Сначала разгружали тихо, только чтоб с новыми не прибавлялось, но зато после, как пошло, – беда. Камера, конечно, стала бешеная, не выдерживали. Утром еще туда-сюда, а ближе к ночи – вой, плач, хохот. Были и совсем помешанные. Это всегда так, это и раньше я видел, но тут уж дошло до чрезвычайности.

В крайнем углу у нас было трое тихих. Один большевик, столяр, толстоносый: все шепотом, страшно, ругался и повторял: – «это не большевики, я сам большевик, это живорезы! Сказал – и еще скажу!» Но тут же плакал. Другой – мальчик, паршивенький, дикий. Молчал, как немой, озирался, и вдруг задрожит – целый час продрожит.

Из новых сначала ничего, а осмотрятся – и они взбесятся.

Вдруг пошел слух один: будто из выводных, кое-кого, по строгому отбору, ведут не прямо, а сначала «в кабинет». А там уж будто судьба твоя в твоих руках… Что ж вы думаете, повеселела камера. Всякий стал надеяться, без малейших даже оснований, – вдруг попадет в отбор? А там уж…

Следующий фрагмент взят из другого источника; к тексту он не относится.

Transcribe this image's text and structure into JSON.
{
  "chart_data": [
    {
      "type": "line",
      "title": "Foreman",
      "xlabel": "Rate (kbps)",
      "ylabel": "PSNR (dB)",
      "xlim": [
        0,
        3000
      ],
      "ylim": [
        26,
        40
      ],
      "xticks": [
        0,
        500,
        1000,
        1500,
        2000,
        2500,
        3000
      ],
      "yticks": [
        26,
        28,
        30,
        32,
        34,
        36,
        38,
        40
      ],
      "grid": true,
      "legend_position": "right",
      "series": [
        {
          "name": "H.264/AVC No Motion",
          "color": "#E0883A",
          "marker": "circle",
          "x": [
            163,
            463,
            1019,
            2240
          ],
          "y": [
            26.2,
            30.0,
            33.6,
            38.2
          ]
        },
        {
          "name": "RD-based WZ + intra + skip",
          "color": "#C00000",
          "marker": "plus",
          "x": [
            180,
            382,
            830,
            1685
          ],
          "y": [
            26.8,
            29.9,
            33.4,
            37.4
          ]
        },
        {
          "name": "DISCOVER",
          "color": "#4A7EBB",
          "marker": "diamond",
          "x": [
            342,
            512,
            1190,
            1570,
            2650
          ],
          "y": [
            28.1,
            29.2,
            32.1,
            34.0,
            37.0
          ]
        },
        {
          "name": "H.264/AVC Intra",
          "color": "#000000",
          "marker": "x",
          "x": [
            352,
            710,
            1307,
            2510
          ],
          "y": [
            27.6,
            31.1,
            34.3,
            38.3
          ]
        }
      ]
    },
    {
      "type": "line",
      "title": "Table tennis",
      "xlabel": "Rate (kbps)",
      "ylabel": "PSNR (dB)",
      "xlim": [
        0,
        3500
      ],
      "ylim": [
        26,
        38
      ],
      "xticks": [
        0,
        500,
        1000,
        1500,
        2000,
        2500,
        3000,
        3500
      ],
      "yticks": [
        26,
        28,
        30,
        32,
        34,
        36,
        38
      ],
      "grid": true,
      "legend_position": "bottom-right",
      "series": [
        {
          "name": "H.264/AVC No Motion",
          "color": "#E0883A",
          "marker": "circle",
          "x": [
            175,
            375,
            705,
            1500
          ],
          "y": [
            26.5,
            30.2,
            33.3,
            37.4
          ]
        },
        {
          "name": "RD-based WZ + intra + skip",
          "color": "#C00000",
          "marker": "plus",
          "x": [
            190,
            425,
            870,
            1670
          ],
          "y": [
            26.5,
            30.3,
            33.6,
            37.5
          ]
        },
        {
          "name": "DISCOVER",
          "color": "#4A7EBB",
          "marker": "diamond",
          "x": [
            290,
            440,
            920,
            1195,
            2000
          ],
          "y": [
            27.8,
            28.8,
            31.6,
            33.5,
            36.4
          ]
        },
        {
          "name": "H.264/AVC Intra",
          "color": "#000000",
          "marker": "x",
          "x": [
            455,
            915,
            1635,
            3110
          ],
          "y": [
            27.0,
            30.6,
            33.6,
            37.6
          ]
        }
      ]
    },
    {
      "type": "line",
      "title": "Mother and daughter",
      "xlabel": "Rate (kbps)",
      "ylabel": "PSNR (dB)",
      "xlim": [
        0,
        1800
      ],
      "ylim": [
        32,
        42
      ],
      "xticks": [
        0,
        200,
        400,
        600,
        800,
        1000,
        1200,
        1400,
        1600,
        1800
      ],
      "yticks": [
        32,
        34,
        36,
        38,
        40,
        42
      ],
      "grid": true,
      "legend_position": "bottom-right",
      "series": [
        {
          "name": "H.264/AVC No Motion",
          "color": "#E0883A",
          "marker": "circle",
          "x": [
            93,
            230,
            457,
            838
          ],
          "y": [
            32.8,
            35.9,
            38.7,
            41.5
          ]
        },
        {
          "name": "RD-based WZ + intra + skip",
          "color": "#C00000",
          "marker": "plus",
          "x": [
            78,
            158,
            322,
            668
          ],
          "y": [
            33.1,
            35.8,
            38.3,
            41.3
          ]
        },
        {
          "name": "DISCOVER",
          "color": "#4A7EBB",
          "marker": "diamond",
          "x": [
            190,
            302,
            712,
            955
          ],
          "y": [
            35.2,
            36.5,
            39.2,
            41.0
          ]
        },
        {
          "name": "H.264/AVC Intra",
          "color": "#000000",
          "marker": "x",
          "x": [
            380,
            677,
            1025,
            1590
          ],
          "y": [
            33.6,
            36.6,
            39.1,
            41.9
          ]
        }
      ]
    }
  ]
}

Основания были – у меня, потому что отбор-то, по дополнительному слуху, делал товарищ Гросман, и я догадался: мой Гросман. Давно потерял его из виду, а говорили, как будто: пошел в гору. Вот она где, гора: в здешнем кабинете.

Но мне было все равно. Тоска все завалила. Скорей бы уж; вызовет Гросман – пусть. Не вызовет – тоже пусть. Скорей бы только.

Но все – нет. Очищали же сильно: десять новых, а берут по двадцати и больше. Раз навели новых порядочно, разношерстые какие-то, всякие. Сунули одного в наш угол, сверх комплекта. Смотрю – старик. Полненький, лысина, а сзади седоватые волосы длинные. Поп! Бывали у нас и попы, да не помнилось особенно. Этот, как новенький, сейчас разговаривать. Глазами моргает, но ничего, не беспокоится. Мне стало досадно, что он, видимо, не понимает, куда попал. Рассказываю ему в трех словах: на допрос вряд ли попадете, и так далее. Он ничего. Тулупчишка у него был, мешок небольшой, – с краю стал пристраиваться. Я, говорит, ненадолго, так много места не надо. – Почему уверены? – спрашиваю. – Да из ваших же слов заключаю. А мое дело прямое.

За что кто взят – у нас не говорили, уж по той причине, что никто этого не знал. Попик же мой словоохотливый мне объяснять, – камера гамела, так он мне почти в ухо, – что взяли его будто за рыжую кобылу. Рассказывал пространно, я, от нечего делать, прислушался и стал понимать.

Из села привезли, откуда-то из-под Вышнего Волочка. Там он попил двадцать лет, со всеми жил хорошо и будто привыкли к нему. Потом началась эта, как он выразился, «будоражь», и свои, на местах, еще ничего, а наезды хуже, наезжать стали беспрестанно. Как третьего дня служил – налетела их туча, пьяные верхами; спешились и лезут в шапках в церковь. Его схватили, – тут он что-то долго рассказывал, поиздевались, должно быть, изрядно, – вывели на паперть.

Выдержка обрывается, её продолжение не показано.